Effect of MIT‐001 on renal fibrosis. (A) Representative Western blot results for renal lysis: E‐cadherin protein expression decreased and collagen IV, α‐SMA, Snail and Twist protein expression increased in the kidneys of IR 3d and IR 7d mice compared with the kidneys of WT mice. (B) Representative Western blot results for renal lysis: E‐cadherin expression increased and collagen IV, α‐SMA, Snail and Twist protein expression decreased in the kidneys of IR 3d + M mice compared with the kidneys of IR 3d mice. (C) Representative Western blot results for renal lysis: E‐cadherin protein expression increased and collagen IV, α‐SMA, Snail and Twist protein expression decreased in the kidneys of IR 7d + M mice compared with the kidneys of IR 7d mice. (D, E) Representative immunohistochemical staining of kidney sections of IR 3d and IR 7d respectively.
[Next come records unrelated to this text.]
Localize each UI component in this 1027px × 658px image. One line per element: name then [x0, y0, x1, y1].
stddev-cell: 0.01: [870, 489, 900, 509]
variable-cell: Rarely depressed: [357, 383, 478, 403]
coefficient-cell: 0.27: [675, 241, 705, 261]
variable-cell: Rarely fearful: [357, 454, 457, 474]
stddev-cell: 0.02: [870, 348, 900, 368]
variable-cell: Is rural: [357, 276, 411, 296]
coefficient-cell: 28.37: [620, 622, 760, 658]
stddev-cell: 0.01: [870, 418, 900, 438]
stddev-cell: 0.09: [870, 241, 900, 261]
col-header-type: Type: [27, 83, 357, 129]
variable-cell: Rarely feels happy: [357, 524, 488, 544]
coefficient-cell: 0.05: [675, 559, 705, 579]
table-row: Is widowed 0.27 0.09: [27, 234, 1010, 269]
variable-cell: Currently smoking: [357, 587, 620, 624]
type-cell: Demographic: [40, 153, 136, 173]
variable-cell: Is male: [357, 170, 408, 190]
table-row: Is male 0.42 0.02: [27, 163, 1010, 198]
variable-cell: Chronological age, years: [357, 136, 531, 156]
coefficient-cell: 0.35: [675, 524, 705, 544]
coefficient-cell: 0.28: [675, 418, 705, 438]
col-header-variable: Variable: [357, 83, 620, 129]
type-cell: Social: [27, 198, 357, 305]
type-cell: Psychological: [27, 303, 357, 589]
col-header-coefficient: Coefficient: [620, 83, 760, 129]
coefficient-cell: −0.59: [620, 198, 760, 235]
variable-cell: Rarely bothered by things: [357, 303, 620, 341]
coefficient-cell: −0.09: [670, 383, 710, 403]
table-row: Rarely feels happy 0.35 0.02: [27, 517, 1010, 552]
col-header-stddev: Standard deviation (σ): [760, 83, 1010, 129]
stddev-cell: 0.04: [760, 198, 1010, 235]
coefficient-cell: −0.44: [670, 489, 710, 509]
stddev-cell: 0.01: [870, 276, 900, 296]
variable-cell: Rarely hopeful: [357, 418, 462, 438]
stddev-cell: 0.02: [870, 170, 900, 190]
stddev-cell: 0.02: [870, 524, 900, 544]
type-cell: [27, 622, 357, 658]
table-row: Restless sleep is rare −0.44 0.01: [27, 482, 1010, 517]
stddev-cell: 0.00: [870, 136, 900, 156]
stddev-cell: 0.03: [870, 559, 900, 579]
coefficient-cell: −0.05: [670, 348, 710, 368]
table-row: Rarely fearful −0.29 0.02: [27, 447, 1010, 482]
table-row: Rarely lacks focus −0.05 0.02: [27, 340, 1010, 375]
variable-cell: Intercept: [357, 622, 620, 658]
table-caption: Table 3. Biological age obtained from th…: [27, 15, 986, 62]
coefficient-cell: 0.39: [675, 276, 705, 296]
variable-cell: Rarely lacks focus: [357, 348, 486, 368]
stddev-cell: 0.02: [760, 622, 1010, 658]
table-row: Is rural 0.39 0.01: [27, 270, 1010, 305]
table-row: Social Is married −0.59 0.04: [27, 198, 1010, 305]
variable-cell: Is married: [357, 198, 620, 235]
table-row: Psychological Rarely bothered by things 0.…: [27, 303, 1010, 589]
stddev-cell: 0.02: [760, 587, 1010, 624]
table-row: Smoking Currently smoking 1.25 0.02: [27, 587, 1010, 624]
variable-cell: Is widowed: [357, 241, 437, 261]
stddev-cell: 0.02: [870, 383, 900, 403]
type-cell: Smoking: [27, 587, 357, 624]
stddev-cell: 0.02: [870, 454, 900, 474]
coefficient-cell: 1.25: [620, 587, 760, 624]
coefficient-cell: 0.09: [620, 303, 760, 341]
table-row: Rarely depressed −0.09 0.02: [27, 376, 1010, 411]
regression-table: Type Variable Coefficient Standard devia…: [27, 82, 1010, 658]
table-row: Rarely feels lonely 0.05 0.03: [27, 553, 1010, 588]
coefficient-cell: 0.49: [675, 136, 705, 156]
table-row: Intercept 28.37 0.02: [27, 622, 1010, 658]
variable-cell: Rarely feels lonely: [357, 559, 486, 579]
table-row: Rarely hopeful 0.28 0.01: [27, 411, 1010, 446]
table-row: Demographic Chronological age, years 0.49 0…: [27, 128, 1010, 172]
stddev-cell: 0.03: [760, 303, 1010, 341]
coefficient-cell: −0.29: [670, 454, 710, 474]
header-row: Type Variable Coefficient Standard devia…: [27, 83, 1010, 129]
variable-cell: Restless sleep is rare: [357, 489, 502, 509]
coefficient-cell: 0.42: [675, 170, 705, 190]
Staining was performed using cell–cell conjugated protein for epithelial cell marker E‐cadherin, epithelial and endothelial cell marker collagen IV, myofibroblast marker α‐SMA, and multiple cytokine TGF‐β. Representative photomicrographs of kidney sections stained with Masson trichrome are also presented. 200× original magnification. Scale bar = 100 μm. WT, wild‐type mice, sham treatment (n = 5 for 3d, n = 5 for 7d); WT + M, wild‐type mice treated with MIT‐001 (n = 7 for 3d, n = 7 for 7d); IR 3d, untreated Day 3 renal IRI wild‐type mice (n = 10); IR 3d + M, Day 3 renal IRI mice treated with MIT‐001 (n = 10); IR 7d, untreated Day 7 renal IRI mice (n = 10); IR 7d + M, Day 7 renal IRI mice treated with MIT‐001 (n = 10). Bar charts show means ± standard deviation. Kruskal‐Wallis H test, followed by a post hoc Bonferroni correction *p < 0.01; **p < 0.001.

FIGURE 7

A schematic diagram showing how renal IRI increases renal injury and how MIT‐001 attenuates the resulting fibrosis. In IRI mice, increased lipid ROS induces ferroptosis, and HMGB1/NF‐κB signalling increases inflammation, contributing to renal fibrosis. However, MIT‐001 can activate MnSOD, UPC1, Nrf2, HO‐1 and Gpx4 and inhibit NCOA4, FTHL1, FTL and HMGB1/NF‐κB signalling, thereby improving IRI‐induced ferroptosis and fibrosis.